Frau Präsidentin, meine sehr geehrten Damen und Herren, ich bin gern Landtagsabgeordneter und habe nicht vor, in die Landesregierung zu wechseln oder Staatssekretär zu werden. Wolfgang Fiedler, herzlich willkommen wieder im Plenum!

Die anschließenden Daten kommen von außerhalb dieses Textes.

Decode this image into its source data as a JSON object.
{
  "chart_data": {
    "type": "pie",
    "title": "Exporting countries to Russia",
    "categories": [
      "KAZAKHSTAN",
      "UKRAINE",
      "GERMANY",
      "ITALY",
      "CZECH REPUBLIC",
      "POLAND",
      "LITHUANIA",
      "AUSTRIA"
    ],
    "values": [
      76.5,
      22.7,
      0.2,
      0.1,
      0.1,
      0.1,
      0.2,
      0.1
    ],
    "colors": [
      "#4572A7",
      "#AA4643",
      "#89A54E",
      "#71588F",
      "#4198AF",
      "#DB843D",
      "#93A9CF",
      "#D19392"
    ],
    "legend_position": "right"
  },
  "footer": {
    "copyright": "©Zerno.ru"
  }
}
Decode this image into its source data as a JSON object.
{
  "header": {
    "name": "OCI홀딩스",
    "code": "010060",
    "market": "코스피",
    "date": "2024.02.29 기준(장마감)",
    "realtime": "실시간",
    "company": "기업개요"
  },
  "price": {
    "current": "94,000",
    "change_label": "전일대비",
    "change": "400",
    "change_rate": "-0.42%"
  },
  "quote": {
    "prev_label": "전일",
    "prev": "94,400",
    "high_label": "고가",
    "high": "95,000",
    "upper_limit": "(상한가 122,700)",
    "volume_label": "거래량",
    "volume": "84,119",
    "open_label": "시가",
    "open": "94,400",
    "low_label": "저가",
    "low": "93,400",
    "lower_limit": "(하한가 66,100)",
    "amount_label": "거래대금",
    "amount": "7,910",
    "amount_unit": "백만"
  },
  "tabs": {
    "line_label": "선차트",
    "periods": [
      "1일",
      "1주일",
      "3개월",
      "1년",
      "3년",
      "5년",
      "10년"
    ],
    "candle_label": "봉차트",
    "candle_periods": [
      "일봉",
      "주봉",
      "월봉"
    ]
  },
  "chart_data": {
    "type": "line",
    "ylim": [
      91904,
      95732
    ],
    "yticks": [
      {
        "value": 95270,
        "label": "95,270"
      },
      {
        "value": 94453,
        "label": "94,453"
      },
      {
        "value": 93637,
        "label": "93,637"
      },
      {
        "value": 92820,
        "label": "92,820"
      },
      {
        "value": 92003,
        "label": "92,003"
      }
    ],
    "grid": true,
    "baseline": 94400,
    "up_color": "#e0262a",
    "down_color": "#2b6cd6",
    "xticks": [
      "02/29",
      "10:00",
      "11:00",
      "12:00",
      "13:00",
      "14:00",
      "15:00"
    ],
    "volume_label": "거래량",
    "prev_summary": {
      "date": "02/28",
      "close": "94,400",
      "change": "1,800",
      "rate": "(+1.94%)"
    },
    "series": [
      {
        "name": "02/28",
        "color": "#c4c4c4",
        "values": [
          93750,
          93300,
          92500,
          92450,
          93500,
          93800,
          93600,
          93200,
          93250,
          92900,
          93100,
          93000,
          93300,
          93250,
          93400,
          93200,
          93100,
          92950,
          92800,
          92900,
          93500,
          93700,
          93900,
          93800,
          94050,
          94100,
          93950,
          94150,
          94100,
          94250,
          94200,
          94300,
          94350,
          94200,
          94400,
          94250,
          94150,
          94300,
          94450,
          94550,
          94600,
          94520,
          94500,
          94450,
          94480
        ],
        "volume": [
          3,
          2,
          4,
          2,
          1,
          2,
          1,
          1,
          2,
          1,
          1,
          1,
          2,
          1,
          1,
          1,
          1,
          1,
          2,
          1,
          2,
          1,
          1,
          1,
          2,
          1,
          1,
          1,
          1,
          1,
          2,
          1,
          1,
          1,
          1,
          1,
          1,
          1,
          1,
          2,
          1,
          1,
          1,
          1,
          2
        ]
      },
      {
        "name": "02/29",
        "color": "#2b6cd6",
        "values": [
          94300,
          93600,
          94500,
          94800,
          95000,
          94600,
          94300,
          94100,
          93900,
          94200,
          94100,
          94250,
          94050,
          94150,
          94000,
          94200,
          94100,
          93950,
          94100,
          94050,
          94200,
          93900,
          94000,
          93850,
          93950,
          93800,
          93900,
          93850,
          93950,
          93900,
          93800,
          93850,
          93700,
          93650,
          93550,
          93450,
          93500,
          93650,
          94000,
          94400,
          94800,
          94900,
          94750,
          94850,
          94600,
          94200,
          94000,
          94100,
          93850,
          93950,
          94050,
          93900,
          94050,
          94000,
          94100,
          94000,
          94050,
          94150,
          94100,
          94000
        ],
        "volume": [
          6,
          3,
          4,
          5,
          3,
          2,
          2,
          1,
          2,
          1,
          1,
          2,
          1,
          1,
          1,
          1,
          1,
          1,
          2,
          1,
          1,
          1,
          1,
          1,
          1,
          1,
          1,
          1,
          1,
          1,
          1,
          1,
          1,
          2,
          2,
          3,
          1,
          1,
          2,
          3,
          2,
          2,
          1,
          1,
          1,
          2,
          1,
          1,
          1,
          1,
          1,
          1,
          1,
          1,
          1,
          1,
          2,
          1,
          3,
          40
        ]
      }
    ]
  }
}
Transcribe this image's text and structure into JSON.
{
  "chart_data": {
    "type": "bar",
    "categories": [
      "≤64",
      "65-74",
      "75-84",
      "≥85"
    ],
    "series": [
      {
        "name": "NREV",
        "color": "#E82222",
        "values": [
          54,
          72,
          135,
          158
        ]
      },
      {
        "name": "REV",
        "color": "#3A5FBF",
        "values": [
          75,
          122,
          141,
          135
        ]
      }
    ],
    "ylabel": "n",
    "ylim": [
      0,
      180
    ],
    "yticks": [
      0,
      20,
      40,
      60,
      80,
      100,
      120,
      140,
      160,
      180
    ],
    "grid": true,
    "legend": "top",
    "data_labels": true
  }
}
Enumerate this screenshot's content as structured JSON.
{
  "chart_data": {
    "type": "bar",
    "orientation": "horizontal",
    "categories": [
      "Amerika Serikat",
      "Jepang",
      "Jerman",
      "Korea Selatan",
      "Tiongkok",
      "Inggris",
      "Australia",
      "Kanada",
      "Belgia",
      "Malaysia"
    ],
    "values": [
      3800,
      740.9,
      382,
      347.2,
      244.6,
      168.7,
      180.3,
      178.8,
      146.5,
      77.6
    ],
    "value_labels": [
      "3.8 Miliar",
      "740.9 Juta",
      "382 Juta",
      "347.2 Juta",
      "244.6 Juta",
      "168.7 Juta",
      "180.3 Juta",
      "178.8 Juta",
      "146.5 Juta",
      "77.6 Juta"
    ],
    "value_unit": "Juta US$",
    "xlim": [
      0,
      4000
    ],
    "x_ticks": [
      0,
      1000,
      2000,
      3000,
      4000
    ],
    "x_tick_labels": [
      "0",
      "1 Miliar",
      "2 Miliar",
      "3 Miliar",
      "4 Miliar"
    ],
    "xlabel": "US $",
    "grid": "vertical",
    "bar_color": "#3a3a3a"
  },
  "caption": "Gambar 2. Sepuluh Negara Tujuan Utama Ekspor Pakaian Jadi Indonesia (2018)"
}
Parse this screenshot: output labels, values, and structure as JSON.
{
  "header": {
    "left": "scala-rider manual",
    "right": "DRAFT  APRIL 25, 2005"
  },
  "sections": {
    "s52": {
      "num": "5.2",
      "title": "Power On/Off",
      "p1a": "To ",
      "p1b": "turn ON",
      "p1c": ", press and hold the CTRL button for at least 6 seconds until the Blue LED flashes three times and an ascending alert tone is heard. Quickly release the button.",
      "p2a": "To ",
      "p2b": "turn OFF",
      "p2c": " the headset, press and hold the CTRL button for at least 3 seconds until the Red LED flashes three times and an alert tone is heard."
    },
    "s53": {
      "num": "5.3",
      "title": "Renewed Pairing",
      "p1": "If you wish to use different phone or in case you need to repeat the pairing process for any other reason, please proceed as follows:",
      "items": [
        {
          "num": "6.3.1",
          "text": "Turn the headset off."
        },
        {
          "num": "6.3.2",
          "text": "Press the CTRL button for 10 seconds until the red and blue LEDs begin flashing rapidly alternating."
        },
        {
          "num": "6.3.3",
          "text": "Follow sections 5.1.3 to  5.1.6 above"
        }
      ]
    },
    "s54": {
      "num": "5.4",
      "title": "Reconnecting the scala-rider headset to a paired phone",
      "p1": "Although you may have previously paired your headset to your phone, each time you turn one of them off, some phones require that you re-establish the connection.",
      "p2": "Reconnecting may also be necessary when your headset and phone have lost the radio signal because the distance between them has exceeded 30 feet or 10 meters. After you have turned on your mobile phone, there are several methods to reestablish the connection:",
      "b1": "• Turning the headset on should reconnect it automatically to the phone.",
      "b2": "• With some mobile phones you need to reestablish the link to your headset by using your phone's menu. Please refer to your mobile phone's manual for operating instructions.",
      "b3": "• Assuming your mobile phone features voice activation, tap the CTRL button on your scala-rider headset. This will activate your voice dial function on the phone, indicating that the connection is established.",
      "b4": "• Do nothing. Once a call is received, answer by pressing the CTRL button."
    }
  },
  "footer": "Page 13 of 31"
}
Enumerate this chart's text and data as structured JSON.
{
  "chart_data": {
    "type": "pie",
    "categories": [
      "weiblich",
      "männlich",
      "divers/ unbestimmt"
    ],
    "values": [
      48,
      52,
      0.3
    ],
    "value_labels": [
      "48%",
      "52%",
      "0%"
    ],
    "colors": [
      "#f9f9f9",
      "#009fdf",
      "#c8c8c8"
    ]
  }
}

(Beifall AfD, BÜNDNIS 90/DIE GRÜNEN)

Wir haben uns kurz vor dem Plenum verständigt. Da hat er gesagt, er wird heute nur kurz reden. Für diese Ankündigung war es doch relativ lang, aber es war okay. Aber ich muss auf ein paar Dinge, die Wolfgang Fiedler hier gesagt hat, noch einmal kurz reflektieren und eingehen. Die erste These war, wir haben den kleinen Gemeinden den Geldhahn zugedreht und deshalb sahen sie sich jetzt sozusagen in einer ausweglosen Situation und haben die Chancen der Freiwilligkeit der Gebietsreform dementsprechend genutzt. In dem Zusammenhang will ich nur auf die Hilfsprogramme seit 2015 verweisen, die insbesondere auch einen Bezug auf die kleinen Gemeinden und den ländlichen Raum hatten, und selbst die Neuregelung im Finanzausgleich, was den § 7a betrifft, also Ausgleich für die Veränderung in der Hauptansatzstaffel für die kleinen Gemeinden, kommt zur Wirkung. Ich habe manchmal persönlich eine andere Auffassung, auch bezüglich § 7a FAG. Das gebe ich zu. Aber das hat Rot-Rot-Grün mehrheitlich so beschlossen und es ist deswegen keinesfalls so, dass die kleinen Gemeinden in irgendeiner Weise weniger Geld zur Verfügung haben als vor 2015. Es gibt andere Gründe, weshalb sie sich auf den Weg gemacht haben, darauf werde ich noch mal zurückkommen.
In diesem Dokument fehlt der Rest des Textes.